Max Verstappen always believed he would recover from ninth on the grid at the Miami GP to at least the podium.
The Dutchman was caught out by a red flag in Qualifying 3 on Saturday and started the race ninth as a result.
He stormed through the field in the opening stages to run second to pole-sitting team-mate Sergio Perez on Lap 15.
That became the lead on Lap 20 when the medium-shod Perez headed to the pits.
Verstappen held top spot until his tyre change on Lap 45, swapping the hard compound Pirellis for a set of medium rubber.
That saw him drop to second behind Perez, though he reversed that order just three laps later to go on a win the race.
“[After qualifying,] I said to myself minimum P2 because I think that is where we should finish anyway with the car we have,” Verstappen said.
“But it's always difficult to know, of course, what's going to happen.
If you have a terrible Lap 1, you make it even harder for yourself, right?
“But luckily it didn't work out too bad, just making sure you didn't have any damage on the car but then again, it's all about how the performance is of the car and how well you feel in the car, how much you can extract out of it.
“Lucky that all worked out very well today so then of course you can move forward and win the race.”
Verstappen's performance came at an important time in the drivers' championship.
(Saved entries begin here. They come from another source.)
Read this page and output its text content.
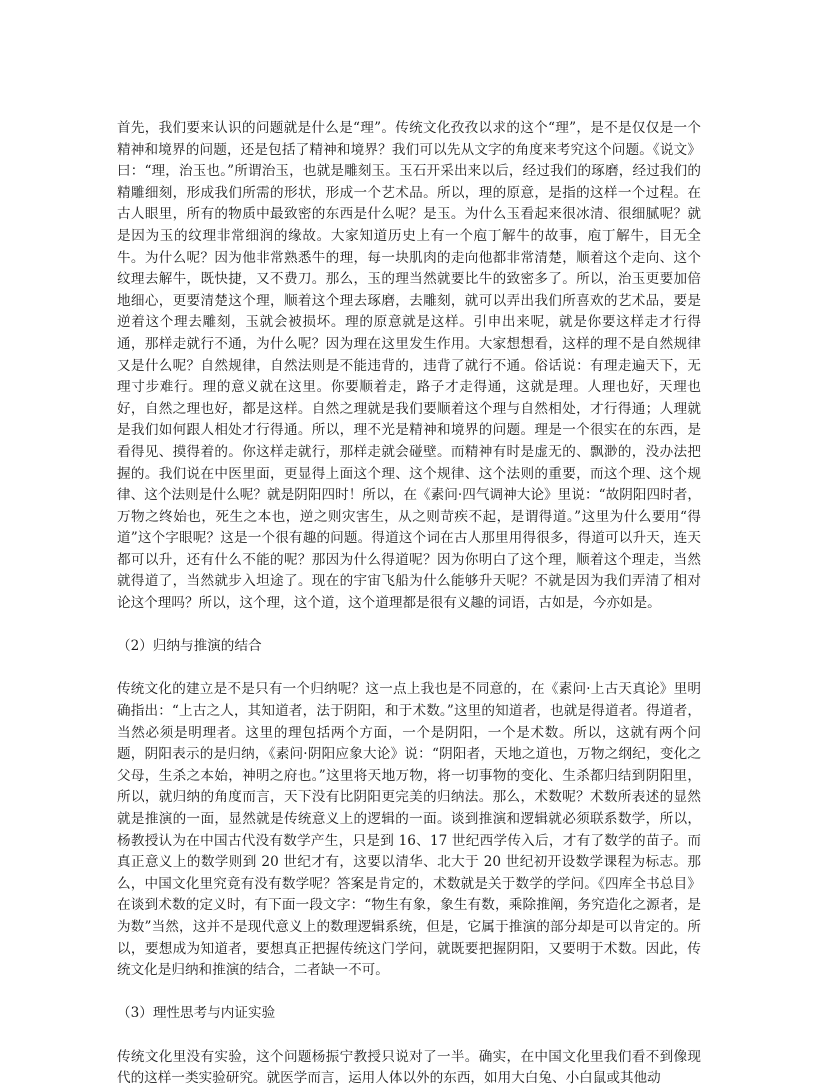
首先，我们要来认识的问题就是什么是“理”。传统文化孜孜以求的这个“理”，是不是仅仅是一个精神和境界的问题，还是包括了精神和境界？我们可以先从文字的角度来考究这个问题。《说文》曰：“理，治玉也。”所谓治玉，也就是雕刻玉。玉石开采出来以后，经过我们的琢磨，经过我们的精雕细刻，形成我们所需的形状，形成一个艺术品。所以，理的原意，是指的这样一个过程。在古人眼里，所有的物质中最致密的东西是什么呢？是玉。为什么玉看起来很冰清、很细腻呢？就是因为玉的纹理非常细润的缘故。大家知道历史上有一个庖丁解牛的故事，庖丁解牛，目无全牛。为什么呢？因为他非常熟悉牛的理，每一块肌肉的走向他都非常清楚，顺着这个走向、这个纹理去解牛，既快捷，又不费刀。那么，玉的理当然就要比牛的致密多了。所以，治玉更要加倍地细心，更要清楚这个理，顺着这个理去琢磨，去雕刻，就可以弄出我们所喜欢的艺术品，要是逆着这个理去雕刻，玉就会被损坏。理的原意就是这样。引申出来呢，就是你要这样走才行得通，那样走就行不通，为什么呢？因为理在这里发生作用。大家想想看，这样的理不是自然规律又是什么呢？自然规律，自然法则是不能违背的，违背了就行不通。俗话说：有理走遍天下，无理寸步难行。理的意义就在这里。你要顺着走，路子才走得通，这就是理。人理也好，天理也好，自然之理也好，都是这样。自然之理就是我们要顺着这个理与自然相处，才行得通；人理就是我们如何跟人相处才行得通。所以，理不光是精神和境界的问题。理是一个很实在的东西，是看得见、摸得着的。你这样走就行，那样走就会碰壁。而精神有时是虚无的、飘渺的，没办法把握的。我们说在中医里面，更显得上面这个理、这个规律、这个法则的重要，而这个理、这个规律、这个法则是什么呢？就是阴阳四时！所以，在《素问·四气调神大论》里说：“故阴阳四时者，万物之终始也，死生之本也，逆之则灾害生，从之则苛疾不起，是谓得道。”这里为什么要用“得道”这个字眼呢？这是一个很有趣的问题。得道这个词在古人那里用得很多，得道可以升天，连天都可以升，还有什么不能的呢？那因为什么得道呢？因为你明白了这个理，顺着这个理走，当然就得道了，当然就步入坦途了。现在的宇宙飞船为什么能够升天呢？不就是因为我们弄清了相对论这个理吗？所以，这个理，这个道，这个道理都是很有义趣的词语，古如是，今亦如是。

（2）归纳与推演的结合

传统文化的建立是不是只有一个归纳呢？这一点上我也是不同意的，在《素问·上古天真论》里明确指出：“上古之人，其知道者，法于阴阳，和于术数。”这里的知道者，也就是得道者。得道者，当然必须是明理者。这里的理包括两个方面，一个是阴阳，一个是术数。所以，这就有两个问题，阴阳表示的是归纳，《素问·阴阳应象大论》说：“阴阳者，天地之道也，万物之纲纪，变化之父母，生杀之本始，神明之府也。”这里将天地万物，将一切事物的变化、生杀都归结到阴阳里，所以，就归纳的角度而言，天下没有比阴阳更完美的归纳法。那么，术数呢？术数所表述的显然就是推演的一面，显然就是传统意义上的逻辑的一面。谈到推演和逻辑就必须联系数学，所以，杨教授认为在中国古代没有数学产生，只是到 16、17 世纪西学传入后，才有了数学的苗子。而真正意义上的数学则到 20 世纪才有，这要以清华、北大于 20 世纪初开设数学课程为标志。那么，中国文化里究竟有没有数学呢？答案是肯定的，术数就是关于数学的学问。《四库全书总目》在谈到术数的定义时，有下面一段文字：“物生有象，象生有数，乘除推阐，务究造化之源者，是为数”当然，这并不是现代意义上的数理逻辑系统，但是，它属于推演的部分却是可以肯定的。所以，要想成为知道者，要想真正把握传统这门学问，就既要把握阴阳，又要明于术数。因此，传统文化是归纳和推演的结合，二者缺一不可。

（3）理性思考与内证实验

传统文化里没有实验，这个问题杨振宁教授只说对了一半。确实，在中国文化里我们看不到像现代的这样一类实验研究。就医学而言，运用人体以外的东西，如用大白兔、小白鼠或其他动
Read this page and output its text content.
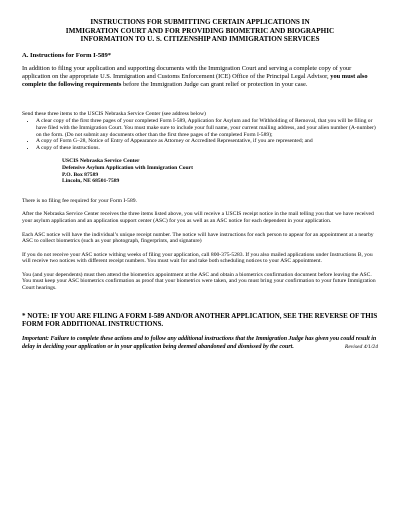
INSTRUCTIONS FOR SUBMITTING CERTAIN APPLICATIONS IN
IMMIGRATION COURT AND FOR PROVIDING BIOMETRIC AND BIOGRAPHIC
INFORMATION TO U. S. CITIZENSHIP AND IMMIGRATION SERVICES
A. Instructions for Form I-589*

In addition to filing your application and supporting documents with the Immigration Court and serving a complete copy of your application on the appropriate U.S. Immigration and Customs Enforcement (ICE) Office of the Principal Legal Advisor, you must also complete the following requirements before the Immigration Judge can grant relief or protection in your case.

Send these three items to the USCIS Nebraska Service Center (see address below)

• A clear copy of the first three pages of your completed Form I-589, Application for Asylum and for Withholding of Removal, that you will be filing or have filed with the Immigration Court. You must make sure to include your full name, your current mailing address, and your alien number (A-number) on the form. (Do not submit any documents other than the first three pages of the completed Form I-589);
• A copy of Form G–28, Notice of Entry of Appearance as Attorney or Accredited Representative, if you are represented; and
• A copy of these instructions.
USCIS Nebraska Service Center
Defensive Asylum Application with Immigration Court
P.O. Box 87589
Lincoln, NE 68501-7589

There is no filing fee required for your Form I-589.

After the Nebraska Service Center receives the three items listed above, you will receive a USCIS receipt notice in the mail telling you that we have received your asylum application and an application support center (ASC) for you as well as an ASC notice for each dependent in your application.

Each ASC notice will have the individual’s unique receipt number. The notice will have instructions for each person to appear for an appointment at a nearby ASC to collect biometrics (such as your photograph, fingerprints, and signature)

If you do not receive your ASC notice withing weeks of filing your application, call 800-375-5283. If you also mailed applications under Instructions B, you will receive two notices with different receipt numbers. You must wait for and take both scheduling notices to your ASC appointment.

You (and your dependents) must then attend the biometrics appointment at the ASC and obtain a biometrics confirmation document before leaving the ASC. You must keep your ASC biometrics confirmation as proof that your biometrics were taken, and you must bring your confirmation to your future Immigration Court hearings.

* NOTE: IF YOU ARE FILING A FORM I-589 AND/OR ANOTHER APPLICATION, SEE THE REVERSE OF THIS FORM FOR ADDITIONAL INSTRUCTIONS.

Important: Failure to complete these actions and to follow any additional instructions that the Immigration Judge has given you could result in delay in deciding your application or in your application being deemed abandoned and dismissed by the court.	Revised 4/1/24
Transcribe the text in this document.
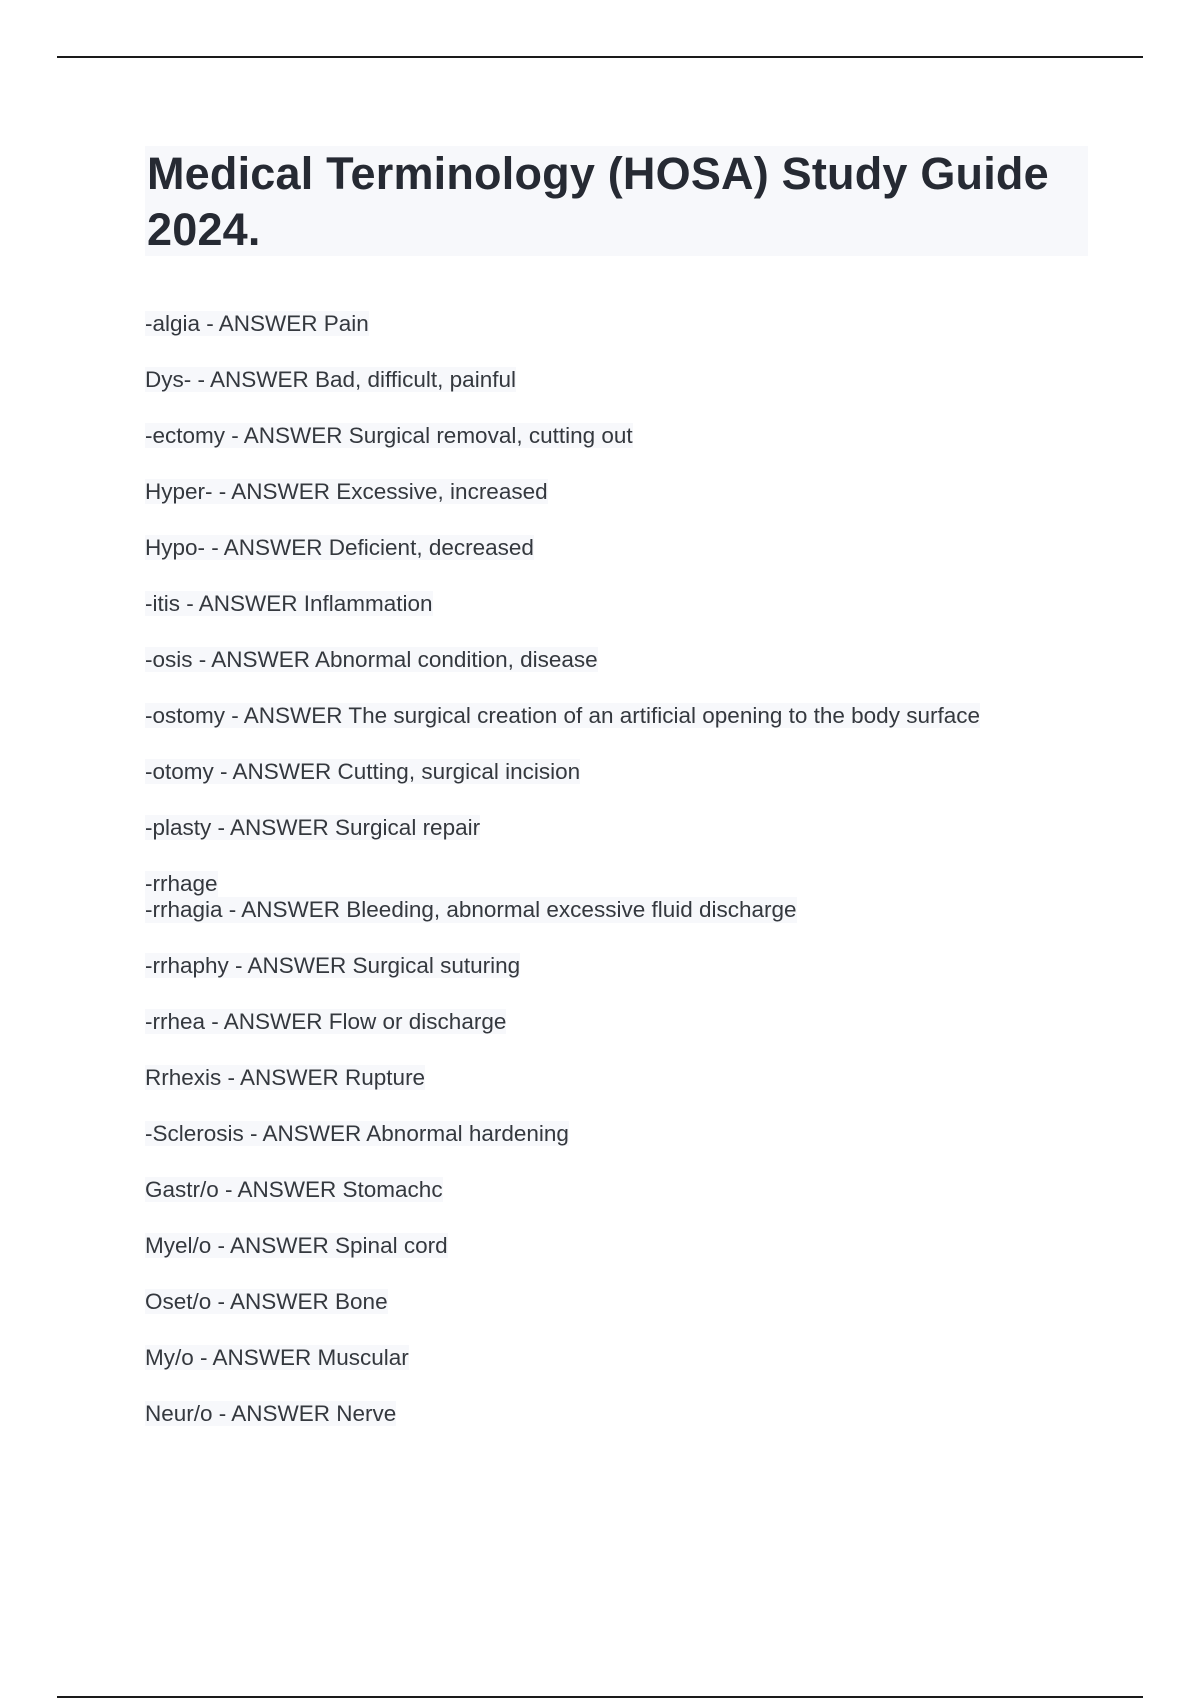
Medical Terminology (HOSA) Study Guide 2024.
-algia - ANSWER Pain
Dys- - ANSWER Bad, difficult, painful
-ectomy - ANSWER Surgical removal, cutting out
Hyper- - ANSWER Excessive, increased
Hypo- - ANSWER Deficient, decreased
-itis - ANSWER Inflammation
-osis - ANSWER Abnormal condition, disease
-ostomy - ANSWER The surgical creation of an artificial opening to the body surface
-otomy - ANSWER Cutting, surgical incision
-plasty - ANSWER Surgical repair
-rrhage
-rrhagia - ANSWER Bleeding, abnormal excessive fluid discharge
-rrhaphy - ANSWER Surgical suturing
-rrhea - ANSWER Flow or discharge
Rrhexis - ANSWER Rupture
-Sclerosis - ANSWER Abnormal hardening
Gastr/o - ANSWER Stomachc
Myel/o - ANSWER Spinal cord
Oset/o - ANSWER Bone
My/o - ANSWER Muscular
Neur/o - ANSWER Nerve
Perez won both the F1 Sprint and race proper in Azerbaijan to close the gap at the top of the standings.
He carried good momentum and confidence into Miami and, heading into the race, held the upper hand strategically.
The decision to start on the hard compound tyres, a choice Verstappen lobbied his engineers for, left him on what proved to be the better race tyre.
More important was his ability to carve through the field quickly, meaning he didn't overly stress the tyres.
His cause was helped by Perez struggling on the medium rubber, which prevented him from extending a more significant gap before his first stop.
After that point, the Mexican needed to manage his tyres to the finish, meaning he had little hope of fending off Verstappen.
The difference between the pair following the Dutchman's stop was just a handful of seconds, a gap that quickly closed.
With newer, softer rubber, on a circuit with more grip and a car that had burned off much of its fuel, the medium tyre was less troublesome for Verstappen than it had been his team-mate.
Therefore, the run to the flag was comparatively straightforward; the championship leader needed little more than to manage his pace and tyres in case of a late Safety Car.
In the end, he cantered to the line, winning by 5.3s over Perez in what was Red Bull's fourth one-two from five races.
Verstappen holds a 14-point advantage at the top of the drivers' championship as the circus heads to Europe and the Emilia Romagna Grand Prix on May 19-21.